Pathogenesis and Pathology
Experimental avian bornavirus infections of cockatiels and canaries have provided much information on the virus and its pathogenesis, although canaries do not typically develop the proventricular dilation disease syndrome that occurs in cockatiels. To date, most experimental studies have been done using a single virus genotype (avian bornavirus 4). Depending on the route of infection (intracerebral, intramuscular, intravenous), inoculated birds develop virus-specific antibodies between approximately 7 and 60 days after infection, and bornavirus RNA is present within the feces of inoculated birds between 20 and 70 days after infection. Naturally infected birds with high viral loads and with high bornavirus-specific antibody titers are more likely to develop clinical proventricular dilation disease. As occurs in bornavirus-infected mammals, avian bornavirus-specific antibodies are not protective in birds.

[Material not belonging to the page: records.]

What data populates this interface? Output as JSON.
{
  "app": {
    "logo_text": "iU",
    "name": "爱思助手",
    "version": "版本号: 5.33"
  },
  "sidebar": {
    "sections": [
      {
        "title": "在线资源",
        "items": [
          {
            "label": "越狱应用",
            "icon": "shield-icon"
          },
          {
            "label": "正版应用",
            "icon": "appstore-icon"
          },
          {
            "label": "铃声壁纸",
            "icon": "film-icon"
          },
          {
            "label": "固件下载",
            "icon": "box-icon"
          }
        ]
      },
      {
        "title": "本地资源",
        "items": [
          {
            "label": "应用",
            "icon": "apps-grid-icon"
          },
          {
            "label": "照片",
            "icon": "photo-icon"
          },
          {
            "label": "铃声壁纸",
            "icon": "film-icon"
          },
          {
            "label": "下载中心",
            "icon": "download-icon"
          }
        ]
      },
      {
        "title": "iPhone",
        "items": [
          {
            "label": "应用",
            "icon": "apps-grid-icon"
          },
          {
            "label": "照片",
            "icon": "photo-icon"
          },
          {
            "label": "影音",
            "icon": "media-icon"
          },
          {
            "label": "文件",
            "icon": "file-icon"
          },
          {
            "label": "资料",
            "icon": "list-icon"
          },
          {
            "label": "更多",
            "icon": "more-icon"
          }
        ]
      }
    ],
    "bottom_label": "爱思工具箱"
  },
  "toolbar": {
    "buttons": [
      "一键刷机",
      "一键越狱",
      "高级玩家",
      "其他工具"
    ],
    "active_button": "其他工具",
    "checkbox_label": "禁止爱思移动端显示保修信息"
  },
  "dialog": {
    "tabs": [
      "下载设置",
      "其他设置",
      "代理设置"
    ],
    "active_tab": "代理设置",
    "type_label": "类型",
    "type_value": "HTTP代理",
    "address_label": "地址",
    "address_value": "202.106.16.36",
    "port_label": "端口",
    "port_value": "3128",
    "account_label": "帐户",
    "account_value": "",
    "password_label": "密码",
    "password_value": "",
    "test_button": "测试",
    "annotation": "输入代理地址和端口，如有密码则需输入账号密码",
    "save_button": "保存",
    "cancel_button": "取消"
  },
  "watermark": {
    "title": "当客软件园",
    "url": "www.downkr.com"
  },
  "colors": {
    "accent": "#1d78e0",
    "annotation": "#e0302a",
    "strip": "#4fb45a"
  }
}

The correlation of clinical signs, gross and histological lesions, and detection of viral RNA and antigen vary between individuals so that subclinically infected birds can have typical histological lesions and either restricted (eg, central nervous system only) or widespread distribution of bornavirus antigens.

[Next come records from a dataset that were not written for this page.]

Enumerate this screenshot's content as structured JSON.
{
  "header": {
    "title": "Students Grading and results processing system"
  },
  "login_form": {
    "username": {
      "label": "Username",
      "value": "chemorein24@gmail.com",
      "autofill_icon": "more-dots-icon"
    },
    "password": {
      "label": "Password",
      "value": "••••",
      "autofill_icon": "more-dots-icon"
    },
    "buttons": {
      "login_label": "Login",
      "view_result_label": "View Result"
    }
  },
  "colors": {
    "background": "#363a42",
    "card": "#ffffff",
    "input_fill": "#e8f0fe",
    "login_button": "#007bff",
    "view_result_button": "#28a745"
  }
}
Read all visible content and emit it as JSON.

Typical necropsy findings of birds with proventricular dilation disease include emaciation with atrophy of pectoral muscles and dilatation of the crop, proventriculus, ventriculus, and small intestine. Histologic changes include mononuclear (lymphocyte, macrophages and plasma cells) inflammation within both the central and peripheral nervous systems (ie, lymphocytic encephalitis, myelitis, ganglionitis, and neuritis and combinations thereof). Involvement of the gastrointestinal autonomic nervous system is responsible for signs of gastrointestinal dysfunction, including paralytic dilatation of the esophagus and proventriculus. Inflammation also may involve the myocardium and cardiac conduction system, the adrenal glands, and eyes.

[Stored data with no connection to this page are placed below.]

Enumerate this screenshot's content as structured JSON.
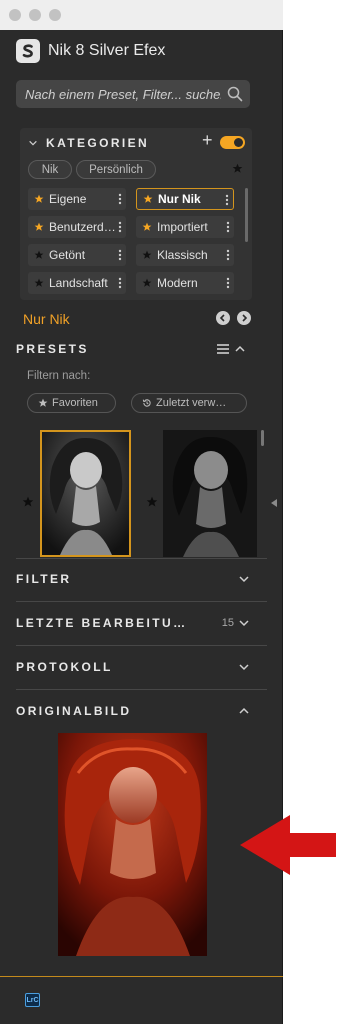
{
  "app": {
    "title": "Nik 8 Silver Efex",
    "logo_icon": "silver-efex-logo",
    "accent_color": "#f5a623"
  },
  "search": {
    "placeholder": "Nach einem Preset, Filter... suchen",
    "icon": "search-icon"
  },
  "kategorien": {
    "label": "KATEGORIEN",
    "toggle_on": true,
    "pills": [
      "Nik",
      "Persönlich"
    ],
    "items": [
      {
        "label": "Eigene",
        "starred": true,
        "selected": false
      },
      {
        "label": "Nur Nik",
        "starred": true,
        "selected": true
      },
      {
        "label": "Benutzerd…",
        "starred": true,
        "selected": false
      },
      {
        "label": "Importiert",
        "starred": true,
        "selected": false
      },
      {
        "label": "Getönt",
        "starred": false,
        "selected": false
      },
      {
        "label": "Klassisch",
        "starred": false,
        "selected": false
      },
      {
        "label": "Landschaft",
        "starred": false,
        "selected": false
      },
      {
        "label": "Modern",
        "starred": false,
        "selected": false
      }
    ]
  },
  "current_category": "Nur Nik",
  "presets": {
    "label": "PRESETS",
    "filter_label": "Filtern nach:",
    "favorites_button": "Favoriten",
    "recent_button": "Zuletzt verw…"
  },
  "sections": {
    "filter": {
      "label": "FILTER"
    },
    "history": {
      "label": "LETZTE BEARBEITU…",
      "count": "15"
    },
    "protocol": {
      "label": "PROTOKOLL"
    },
    "original": {
      "label": "ORIGINALBILD"
    }
  },
  "footer": {
    "lrc_badge": "LrC"
  }
}
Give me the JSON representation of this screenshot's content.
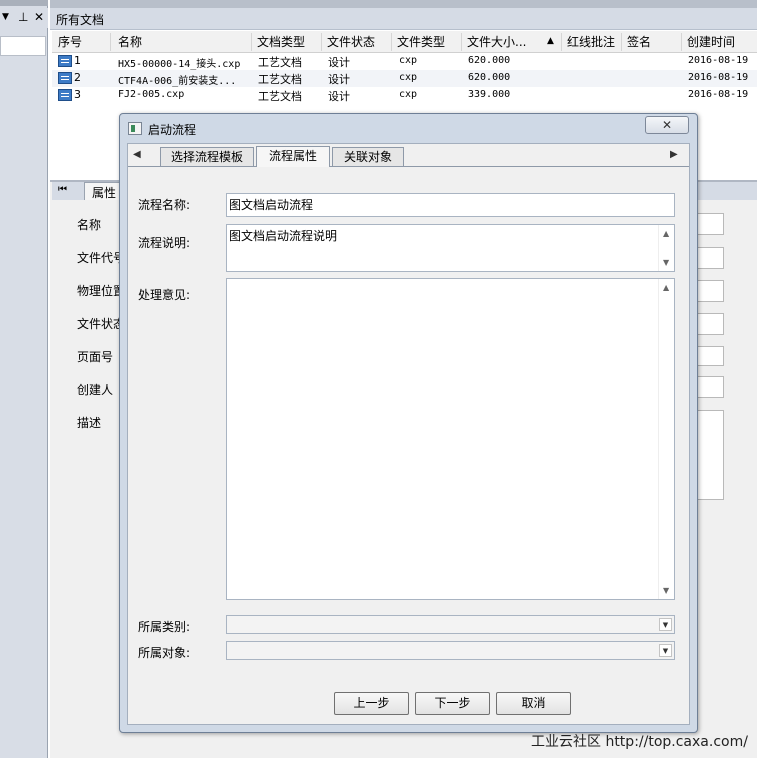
{
  "left_panel": {
    "controls": [
      "▼",
      "⊥",
      "✕"
    ]
  },
  "document_panel": {
    "title": "所有文档",
    "columns": [
      "序号",
      "名称",
      "文档类型",
      "文件状态",
      "文件类型",
      "文件大小...",
      "▲",
      "红线批注",
      "签名",
      "创建时间"
    ],
    "rows": [
      {
        "index": "1",
        "name": "HX5-00000-14_接头.cxp",
        "doc_type": "工艺文档",
        "status": "设计",
        "file_type": "cxp",
        "size": "620.000",
        "created": "2016-08-19"
      },
      {
        "index": "2",
        "name": "CTF4A-006_前安装支...",
        "doc_type": "工艺文档",
        "status": "设计",
        "file_type": "cxp",
        "size": "620.000",
        "created": "2016-08-19"
      },
      {
        "index": "3",
        "name": "FJ2-005.cxp",
        "doc_type": "工艺文档",
        "status": "设计",
        "file_type": "cxp",
        "size": "339.000",
        "created": "2016-08-19"
      }
    ]
  },
  "property_panel": {
    "tab_label": "属性",
    "labels": [
      "名称",
      "文件代号",
      "物理位置",
      "文件状态",
      "页面号",
      "创建人",
      "描述"
    ]
  },
  "dialog": {
    "title": "启动流程",
    "close_label": "✕",
    "tabs": [
      "选择流程模板",
      "流程属性",
      "关联对象"
    ],
    "form": {
      "name_label": "流程名称:",
      "name_value": "图文档启动流程",
      "desc_label": "流程说明:",
      "desc_value": "图文档启动流程说明",
      "opinion_label": "处理意见:",
      "opinion_value": "",
      "category_label": "所属类别:",
      "category_value": "",
      "object_label": "所属对象:",
      "object_value": ""
    },
    "buttons": {
      "prev": "上一步",
      "next": "下一步",
      "cancel": "取消"
    }
  },
  "watermark": "工业云社区 http://top.caxa.com/"
}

Like mammalian bornaviruses, avian bornaviruses are neurotropic but also show affinity to the gastrointestinal tract and peripheral organs. The role of immunopathologic mechanisms of cellular injury in mediating disease expression in bornavirus-infected birds remains to be characterized. Clearly, occurrence of disease varies markedly between bird species and between individuals.
Diagnosis
Antemortem diagnosis of proventricular dilation disease can be difficult as affected birds manifest similar signs to those with other gastrointestinal diseases caused by, amongst others, foreign bodies, intoxications, neoplasia, and various other infectious diseases. Further complicating the diagnosis of avian bornavirus infection is the intermittent presence of viral RNA in the feces of infected birds. The diagnosis of proventricular dilation disease is definitively confirmed by histopathological evaluation and immunohistochemical staining of biopsy species from the upper gastrointestinal tract. The characteristic lesion is lymphocytic ganglioneuritis (lymphocytic inflammation affecting the autonomic ganglia) (Fig. 20.3) with prominent immunohistochemical staining of viral antigen in affected neurons (Fig. 20.4).